Cherry pie, a parade, fireworks – and lobster racing?
The basic ingredients of July 4 are familiar to most, but some communities have a few funky traditions of their own come Independence Day. Below are six of the strangest of them, from California to Maine to Denmark:
1. Marshmallow fighting
Ocean Beach, Calif., a seaside neighborhood of San Diego, is in a sticky situation.
Since the 1980s, revelers have held a gigantic marshmallow fight on the town’s beach, and more than 600 pounds of the fluffy stuff have been used in recent years.
“The marshmallow fight is pretty awesome,” said one San Diego resident to KPBS Radio in June. “People go out and thoroughly enjoy themselves.”
Though many cherish the tradition, some residents have become uncomfortable with the “mob-like” atmosphere of the event, and the town council has voted to halt the fight.
The rub is that it lacks the authority to do so, and police have noted that throwing marshmallows does not qualify as assault.
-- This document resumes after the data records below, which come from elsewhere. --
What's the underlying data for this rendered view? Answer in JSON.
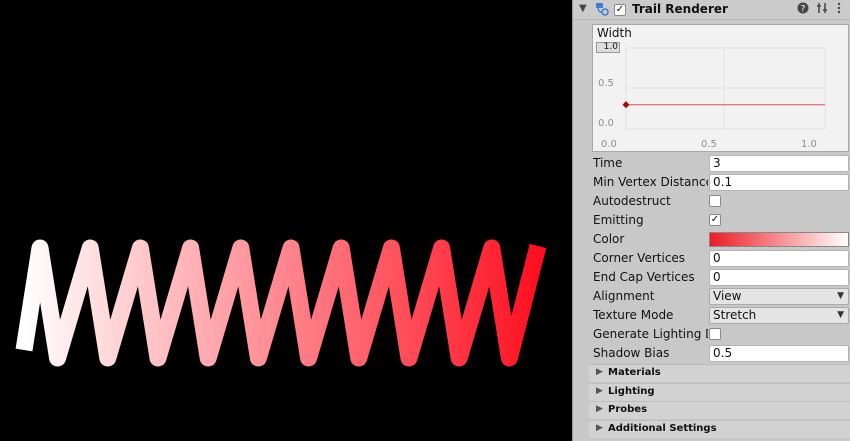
{
  "component": {
    "title": "Trail Renderer",
    "enabled": true,
    "icons": {
      "fold": "chevron-down-icon",
      "component": "trail-renderer-icon",
      "help": "help-icon",
      "presets": "presets-icon",
      "menu": "kebab-menu-icon"
    }
  },
  "width_curve": {
    "title": "Width",
    "y_max_value": "1.0",
    "y_mid": "0.5",
    "y_min": "0.0",
    "x_min": "0.0",
    "x_mid": "0.5",
    "x_max": "1.0",
    "key_value": 0.3,
    "curve_color": "#d9534f"
  },
  "properties": {
    "time": {
      "label": "Time",
      "value": "3"
    },
    "min_vertex_distance": {
      "label": "Min Vertex Distance",
      "value": "0.1"
    },
    "autodestruct": {
      "label": "Autodestruct",
      "checked": false
    },
    "emitting": {
      "label": "Emitting",
      "checked": true,
      "check_glyph": "✓"
    },
    "color": {
      "label": "Color",
      "gradient_start": "#ee1c24",
      "gradient_end": "#ffffff"
    },
    "corner_vertices": {
      "label": "Corner Vertices",
      "value": "0"
    },
    "end_cap_vertices": {
      "label": "End Cap Vertices",
      "value": "0"
    },
    "alignment": {
      "label": "Alignment",
      "value": "View"
    },
    "texture_mode": {
      "label": "Texture Mode",
      "value": "Stretch"
    },
    "generate_lighting_data": {
      "label": "Generate Lighting Data",
      "checked": false
    },
    "shadow_bias": {
      "label": "Shadow Bias",
      "value": "0.5"
    }
  },
  "sections": [
    "Materials",
    "Lighting",
    "Probes",
    "Additional Settings"
  ],
  "scene": {
    "trail_start_color": "#ffffff",
    "trail_end_color": "#ff1020",
    "background": "#000000"
  }
}
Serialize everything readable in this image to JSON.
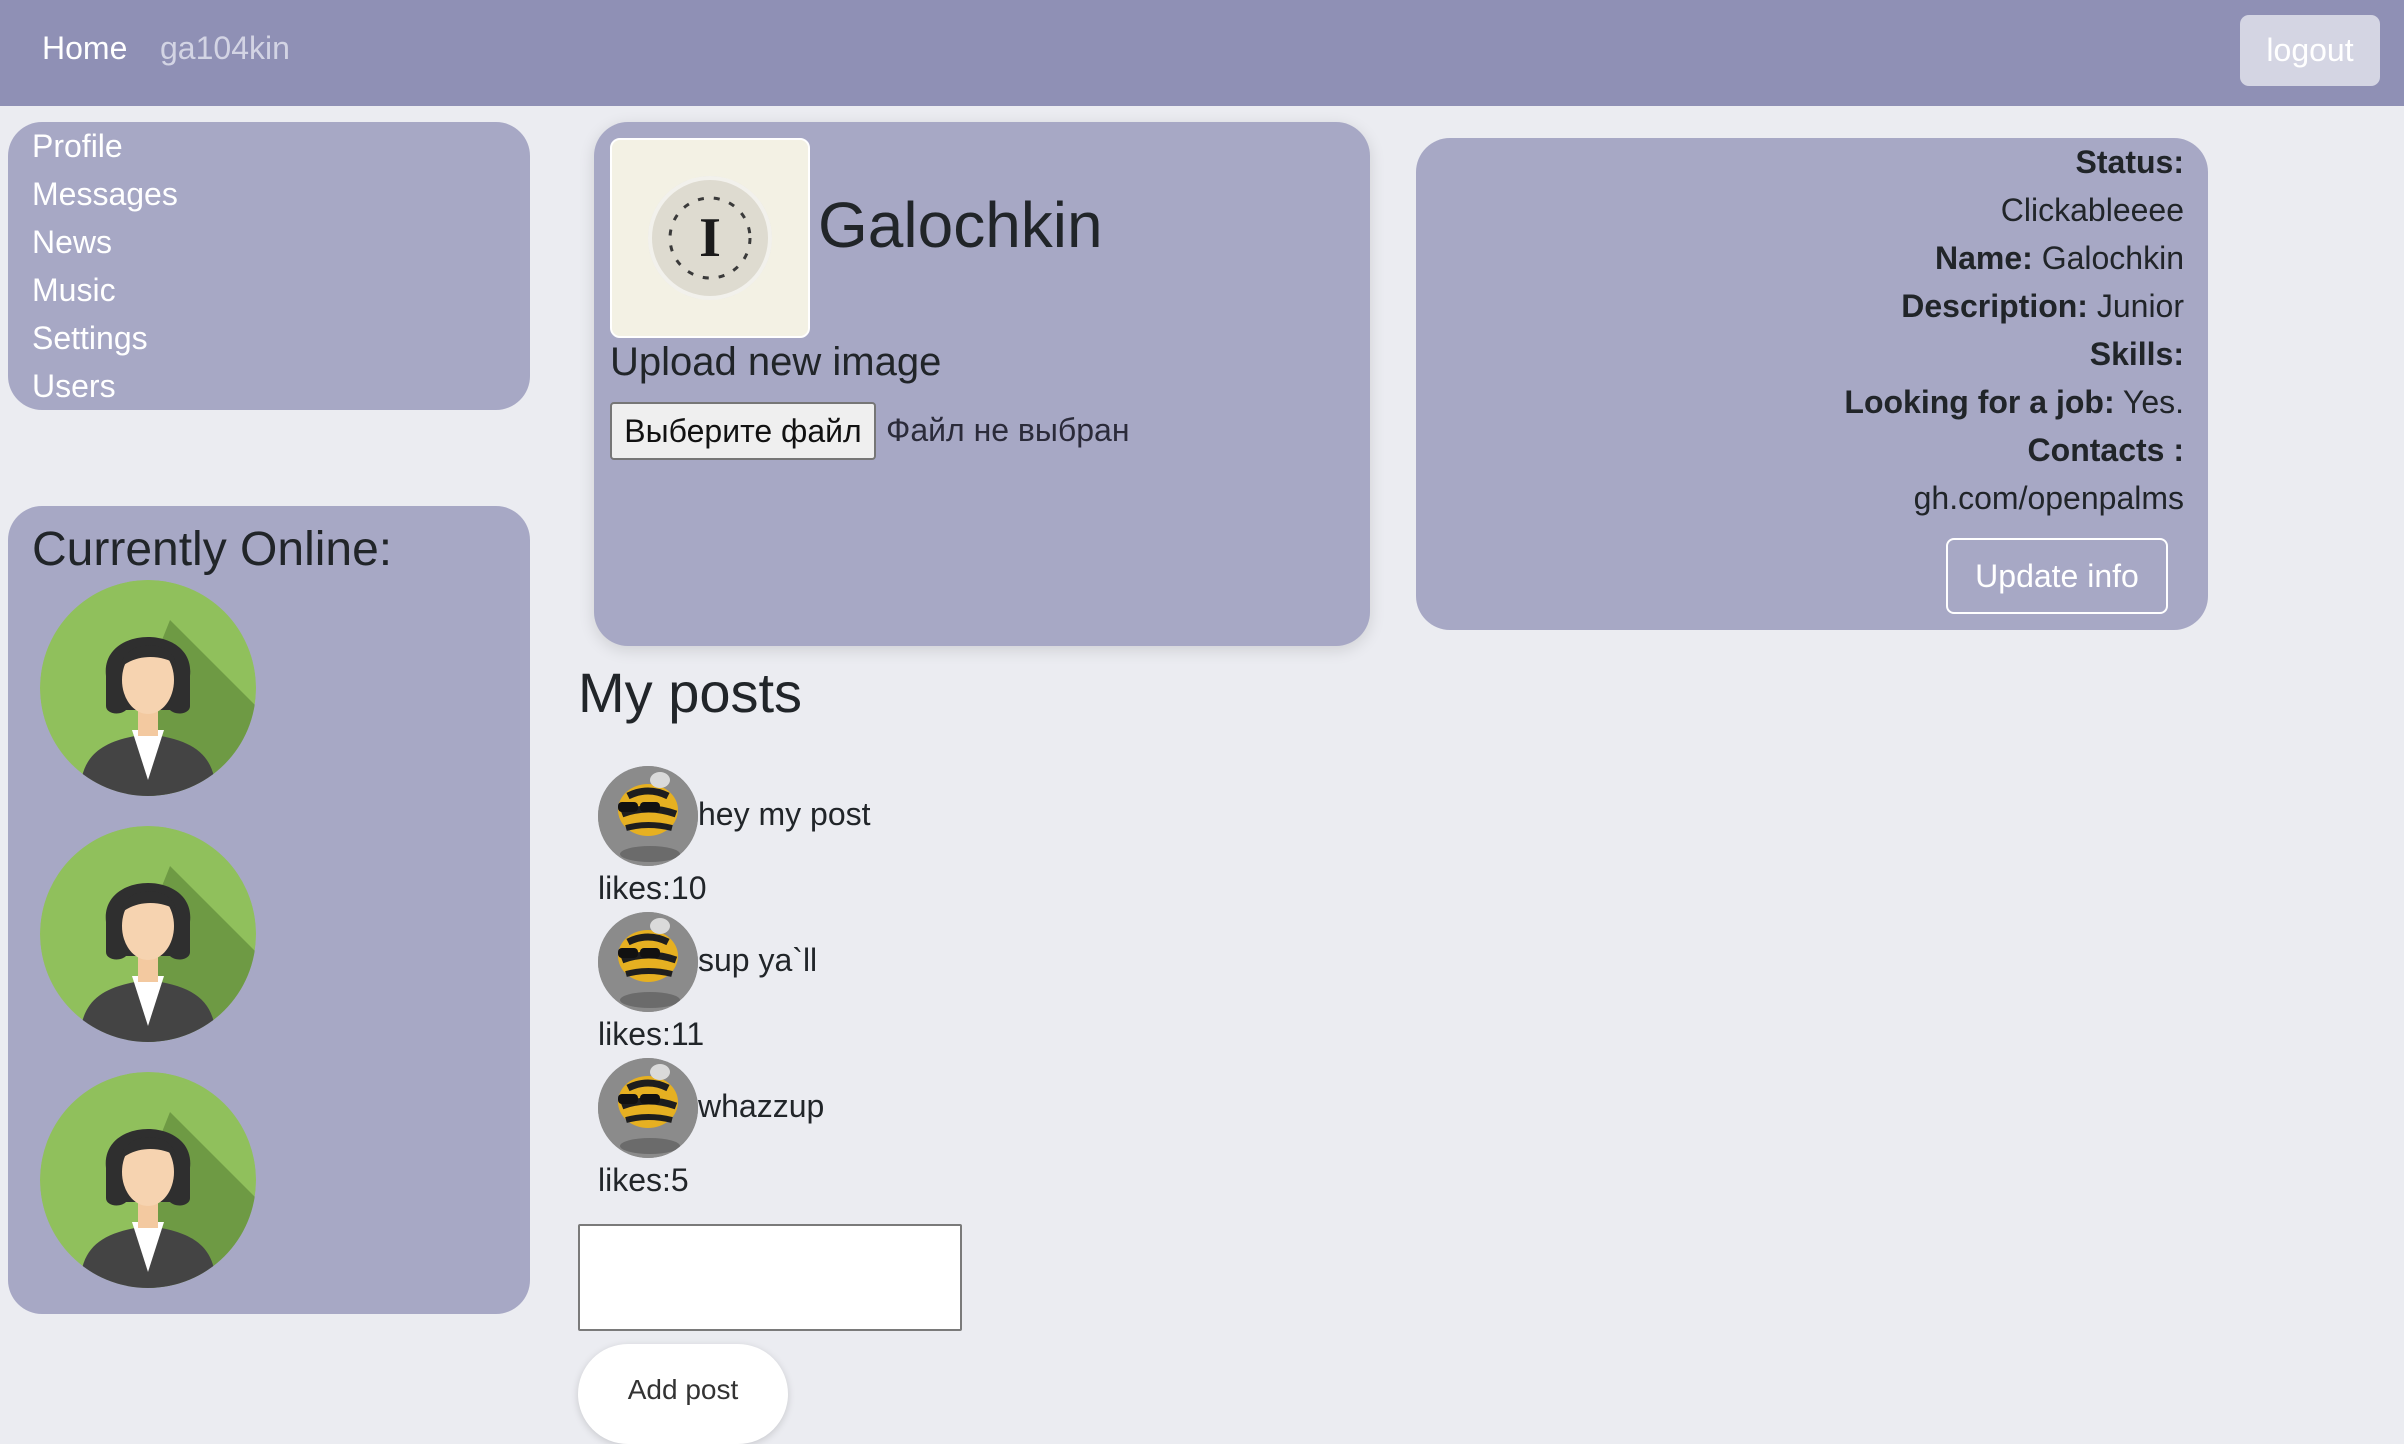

So for the time being the gooey fight is on. Just don’t expect a warm welcome from all the local shopkeepers.
2. Lobster racing
The town of Bar Harbor, Maine, doesn’t shy away from stereotypes come Independence Day.
While some parts of the country host horse or dog races in certain venues, local businesses in this Down East island town put forth lobsters for an annual derby.
Apparently, crustaceans aren’t the most capable sportsmen: Some rush to the finish line, but others amble around confused, or bolt in the wrong direction.
“It’s absurd,” said event director Dan Ashmail to The New York Times in 2009. “And the funny thing is, lobsters are not predictable.”
3. Hot dog binging
Eating a frank is pretty normal on July 4, but eating 69 of them in 10 minutes is not.
That’s the record set by competitive eater Joey Chestnut at the annual Nathan’s Hot Dog Eating Contest, which takes place on New York's Coney Island on Independence Day.
The gastronomic challenge has taken place since 1916, but controversies have scarred the event in recent years.
In 2010, former six-time champion Takeru Kobayashi was arrested after storming the awards ceremony in protest of his exclusion from the event due to a contractual dispute.
“It was extremely unfortunate and a little bizarre,” said Major League Eating Chairman George Shea to the New York Post.
Mr. Kobayashi has since claimed to have broken the 69-dog record before Mr. Chestnut, further fanning the flames of controversy in the world of competitive eating.